Kuranın mucize oluşuna bir kez daha iman ettim.
Oysa Kur’an’ı ve ismi geçen sureyi hem de anlamıyla birlikte defalarca okumuş olmama rağmen sanki yeni dinliyormuşum hissine kapıldım. Zihnime iyice yerleşsin diye de eve gelip birkaç meal ve tefsirden tekrar okudum.
Dikkatimi her ne kadar yedinci ayet çektiyse de meseleyi daha iyi anlayabilmek için dört ila yedinci ayetlerle birlikte okumak gerekiyor.
Ayetlere geçmeden birkaç kritere işaret etmek istiyorum. Kâinatta yaratılmış canlı-cansız bütün varlıklar, kıymetli, değerli ve muhteremdir.
Varlıkların en şereflisi insan da bu yaratılmışlara değer verip, haklarını teslim etmekle emrolunmuştur. Ne olursa olsun insana, ötekileştirici, yok sayıcı, imha edici bir durum yakışmaz. Özellikle de son dinin mensuplarına hiç mi hiç yakışmaz. Zira insanlığın son Rehberi, yaratıcının Sevgilisi; insanları bir tarağın dişleri, bir elin parmakları, bir bedenin uzuvları, bir zincirin halkalarına benzetiyor. Hal böyle olunca insanlar arasında, kim üstün kim engin, kim efendi kim parya, kim beyaz kim siyah tartışması yapmak abesle iştigaldir.

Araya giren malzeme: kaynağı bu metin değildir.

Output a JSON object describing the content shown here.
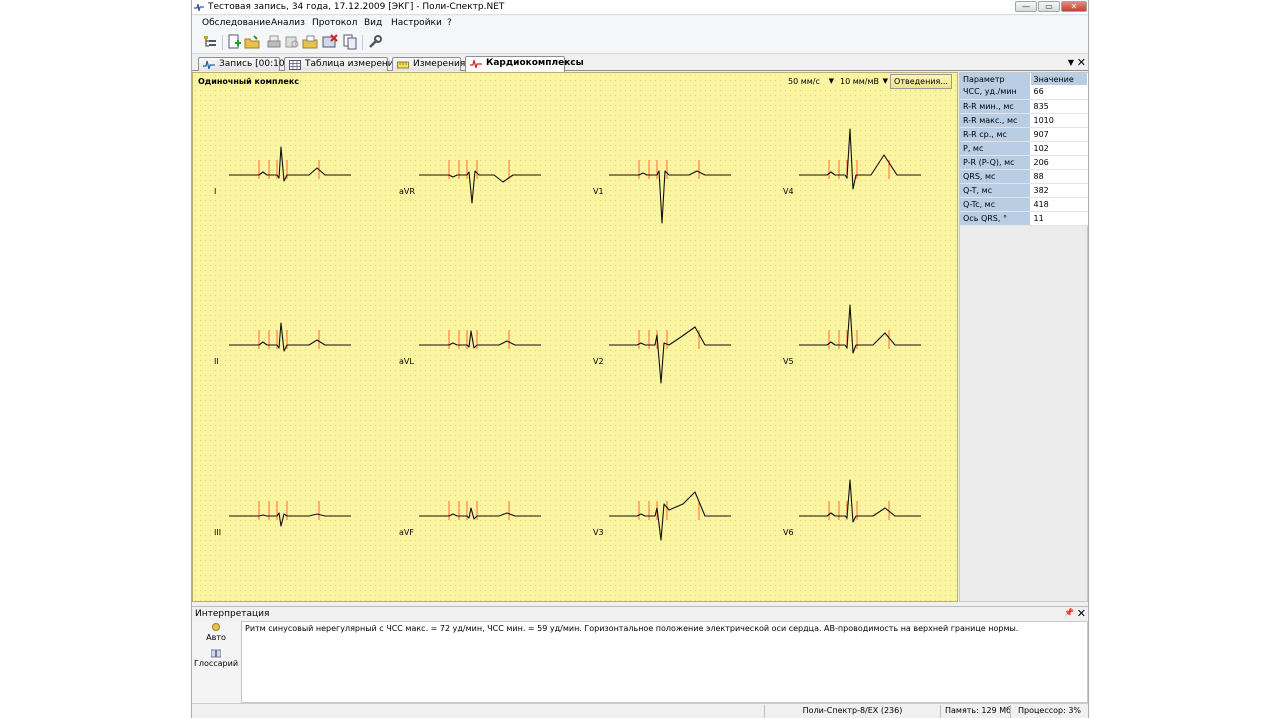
{
  "window": {
    "title": "Тестовая запись, 34 года, 17.12.2009 [ЭКГ] - Поли-Спектр.NET"
  },
  "menu": [
    "Обследование",
    "Анализ",
    "Протокол",
    "Вид",
    "Настройки",
    "?"
  ],
  "toolbar_icons": [
    "tree-view-icon",
    "new-record-icon",
    "open-icon",
    "print-icon",
    "print-preview-icon",
    "export-icon",
    "delete-icon",
    "copy-icon",
    "tools-icon"
  ],
  "tabs": [
    {
      "label": "Запись [00:10]",
      "icon": "ecg-record-icon"
    },
    {
      "label": "Таблица измерений",
      "icon": "table-icon"
    },
    {
      "label": "Измерения",
      "icon": "measure-icon"
    },
    {
      "label": "Кардиокомплексы",
      "icon": "cardio-icon",
      "active": true
    }
  ],
  "ecg_panel": {
    "title": "Одиночный комплекс",
    "speed": "50 мм/с",
    "gain": "10 мм/мВ",
    "leads_button": "Отведения...",
    "background": "#fbf5a1",
    "leads": [
      "I",
      "aVR",
      "V1",
      "V4",
      "II",
      "aVL",
      "V2",
      "V5",
      "III",
      "aVF",
      "V3",
      "V6"
    ]
  },
  "params": {
    "header_name": "Параметр",
    "header_value": "Значение",
    "rows": [
      {
        "name": "ЧСС, уд./мин",
        "value": "66"
      },
      {
        "name": "R-R мин., мс",
        "value": "835"
      },
      {
        "name": "R-R макс., мс",
        "value": "1010"
      },
      {
        "name": "R-R ср., мс",
        "value": "907"
      },
      {
        "name": "P, мс",
        "value": "102"
      },
      {
        "name": "P-R (P-Q), мс",
        "value": "206"
      },
      {
        "name": "QRS, мс",
        "value": "88"
      },
      {
        "name": "Q-T, мс",
        "value": "382"
      },
      {
        "name": "Q-Tc, мс",
        "value": "418"
      },
      {
        "name": "Ось QRS, °",
        "value": "11"
      }
    ]
  },
  "interpretation": {
    "title": "Интерпретация",
    "auto_label": "Авто",
    "glossary_label": "Глоссарий",
    "text": "Ритм синусовый нерегулярный с ЧСС макс. = 72 уд/мин, ЧСС мин. = 59 уд/мин. Горизонтальное положение электрической оси сердца. АВ-проводимость на верхней границе нормы."
  },
  "status": {
    "device": "Поли-Спектр-8/EX (236)",
    "memory": "Память: 129 Мб",
    "cpu": "Процессор: 3%"
  },
  "colors": {
    "ecg_bg": "#fbf5a1",
    "param_header": "#b9cde5",
    "marker": "#ff5a2a"
  }
}
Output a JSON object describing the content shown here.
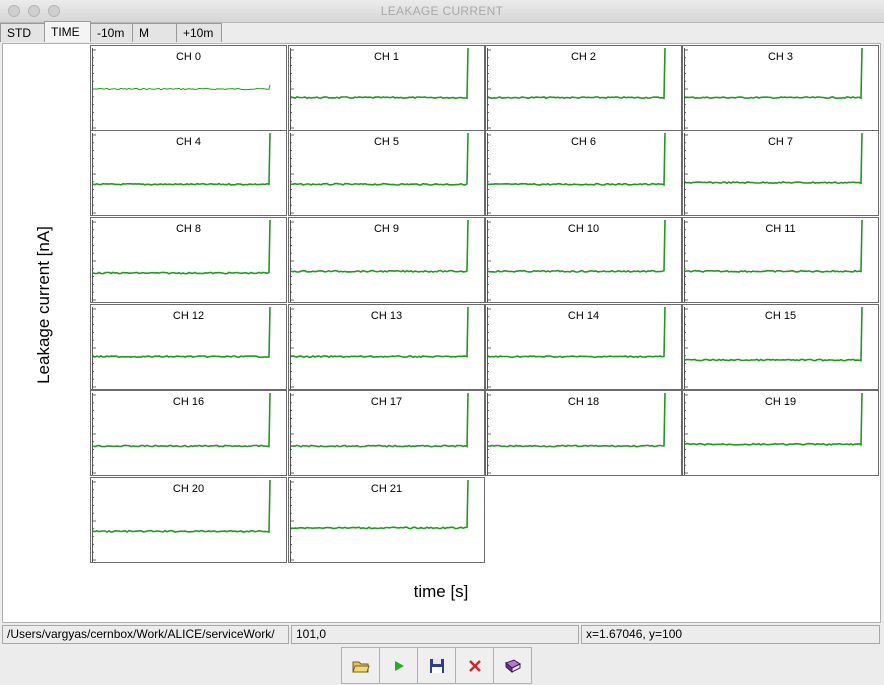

İnsanların kıymeti, Allah’a yakınlıklarıyla ölçülebilir. Bu da Yüce Yaratıcının işidir. Mutlak hâkim olan, taksim eden odur. Bize düşen şairin; hoşça bak zatına kim zübde-i âlemsin sen –kendine iyi bak çünkü âlemin özüsün sen- dediği gibi, insanlara ve hatta tüm yaratılmışlara iyi bakıp iyi görmekle mükellefiz.
Hiç şüphesiz kulluk kitabımız Kuran, birçok kavim ve milletten bahseder. En çok da Ben-i İsrail’den. Bahseder ki ümmet-i Muhammed ibret alsın. Onların yaptığı iyilikleri yapsınlar yanlışlardan da vazgeçsinler diye.
Bu temel ölçüleri zikrettikten sonra bahsi geçen ayetlerden bahsedebilirim.
Kâinatın yaratıcısı dördüncü ayette: “Ve kitapta İsrailoğullarına ‘Siz yeryüzünde iki kez bozgunculuk yapacak; azdıkça azacaksınız!’ diye hükmettik.” (4) buyuruyor.
Kendilerini Allah’ın imtiyazlı kulları kabul eden İsrailoğullarını iki kez taşkınlığa sevk eden, yaptıkları taşkınlıklardan dolayı onları perişan edenler kimler? Gerek Tevrat’ta ve gerekse tefsir kitaplarında bunların; Babil’ler ve Romalılar olduğu şeklindedir.
Cenabı Hak, Hz. Yahya ve Hz. Şe’ya’yı katleden Yahudilerin üzerine Babil hükümdarı Buhtunnasır’ı gönderdi. Kudüs’te taş taş üstünde bırakmadan yıktı. Yahudileri de kılıçtan geçirdi. Hakeza Romalılar da yakım ve yıkım da Buhtunnasır’ı aratmayacak tarzda katliam yaptı. Ortalıkta hiç Yahudi görülmeyince de evlere girip saklandıkları yerden çıkartıp onları öldürdüler. (Filistin’in Beytüllahim -et ev- anlamına gelen şehri, ismini bu katliamından dolayı almıştır.)
“Bu ikisinden ilkinin vadesi gelince, üzerinize çok güçlü ve acımasız kullarımızı gönderdik. Evlerin arasına kadar girip köşe-bucak (Yahudi) aradılar!.. Bu, gerçekleşmiş bir vaattir.” (5)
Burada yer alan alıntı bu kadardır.